И все находящиеся со мною братия.

Так как клеветали, что он один это проповедует, то показывает теперь, что и другие многие разделяют его мнение.

Церквам Галатийским.

Обрати внимание на его негодование и скорбь. Не сказал ведь он: возлюбленным, освященным, или церквам Божиим, а просто церквам Галатийским. А так как они разногласили между собой, то вполне справедливо называет их многими церквами, и вместе с тем, к пробуждению в них стыда, соединяет их в одно посредством этого имени (церкви). Ибо те, которые разногласят между собой во многом, не могут называться этим именем, которое означает согласие.

Благодать вам и мир.

Так как они находились в опасности лишиться благодати из приверженности к закону, то он им ее и желает; и так как они враждовали против Бога, устанавливая подзаконное, что Он отменил, то призывает их к миру.

От Бога Отца.

Бог стал Отцом вашим. Каким образом? Чрез закон ли к которому вы склоняетесь, или чрез крещение Христово? Как же после этого вы отвергаете Благодетеля. И заметь: от Бога Отца (από θεού Πατρός) поставлено без артикля ради тех, которые ставили Сына ниже Отца на основании того, что Иоанн говорит: и Слово было Бог (και θεός...) без артикля.

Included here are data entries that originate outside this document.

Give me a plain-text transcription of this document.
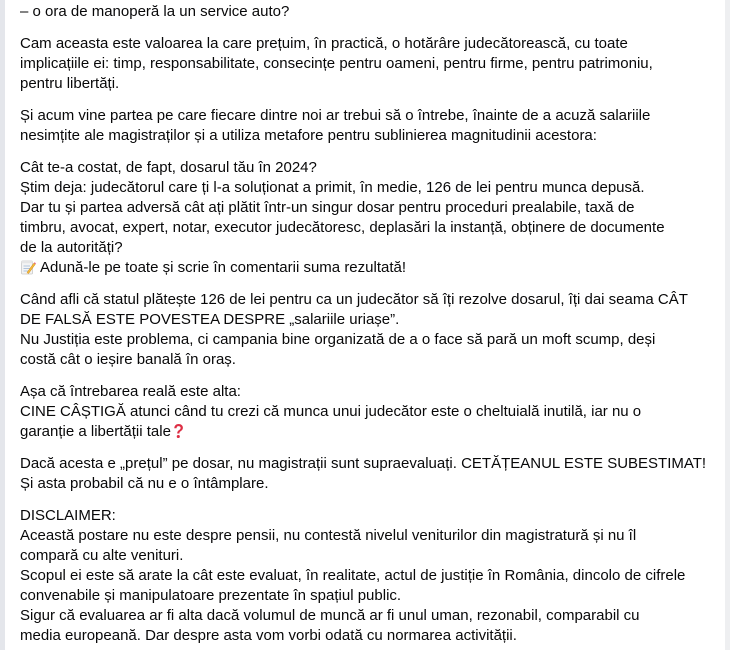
– o ora de manoperă la un service auto?

Cam aceasta este valoarea la care prețuim, în practică, o hotărâre judecătorească, cu toate
implicațiile ei: timp, responsabilitate, consecințe pentru oameni, pentru firme, pentru patrimoniu,
pentru libertăți.

Și acum vine partea pe care fiecare dintre noi ar trebui să o întrebe, înainte de a acuză salariile
nesimțite ale magistraților și a utiliza metafore pentru sublinierea magnitudinii acestora:

Cât te-a costat, de fapt, dosarul tău în 2024?
Știm deja: judecătorul care ți l-a soluționat a primit, în medie, 126 de lei pentru munca depusă.
Dar tu și partea adversă cât ați plătit într-un singur dosar pentru proceduri prealabile, taxă de
timbru, avocat, expert, notar, executor judecătoresc, deplasări la instanță, obținere de documente
de la autorități?
Adună-le pe toate și scrie în comentarii suma rezultată!

Când afli că statul plătește 126 de lei pentru ca un judecător să îți rezolve dosarul, îți dai seama CÂT
DE FALSĂ ESTE POVESTEA DESPRE „salariile uriașe”.
Nu Justiția este problema, ci campania bine organizată de a o face să pară un moft scump, deși
costă cât o ieșire banală în oraș.

Așa că întrebarea reală este alta:
CINE CÂȘTIGĂ atunci când tu crezi că munca unui judecător este o cheltuială inutilă, iar nu o
garanție a libertății tale

Dacă acesta e „prețul” pe dosar, nu magistrații sunt supraevaluați. CETĂȚEANUL ESTE SUBESTIMAT!
Și asta probabil că nu e o întâmplare.

DISCLAIMER:
Această postare nu este despre pensii, nu contestă nivelul veniturilor din magistratură și nu îl
compară cu alte venituri.
Scopul ei este să arate la cât este evaluat, în realitate, actul de justiție în România, dincolo de cifrele
convenabile și manipulatoare prezentate în spațiul public.
Sigur că evaluarea ar fi alta dacă volumul de muncă ar fi unul uman, rezonabil, comparabil cu
media europeană. Dar despre asta vom vorbi odată cu normarea activității.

И Господа нашего Иисуса Христа.

Не закон наш господин, но Христос Иисус. И самые даже имена указывают на Его благодеяния. Ибо Иисусом Он назван как избавивший народ от грехов, а Христом - от помазания Духа, Которым помазан ради нас, освятив нашу природу Своим воплощением и дав нам право так называться.

Который отдал Себя Самого за грехи наши.

Вот, Он предал Себя. Итак, не как раб оказал услугу. Посему, когда ты слышишь, что Он от Отца предан, разумей соизволение и хотение Отца. Предал же Он Себя для того, чтобы освободить нас от грехов, от которых закон не в силах был избавить. Как же после этого, оставив Освободившего, вы покоряетесь закону, который не оказал никакой пользы?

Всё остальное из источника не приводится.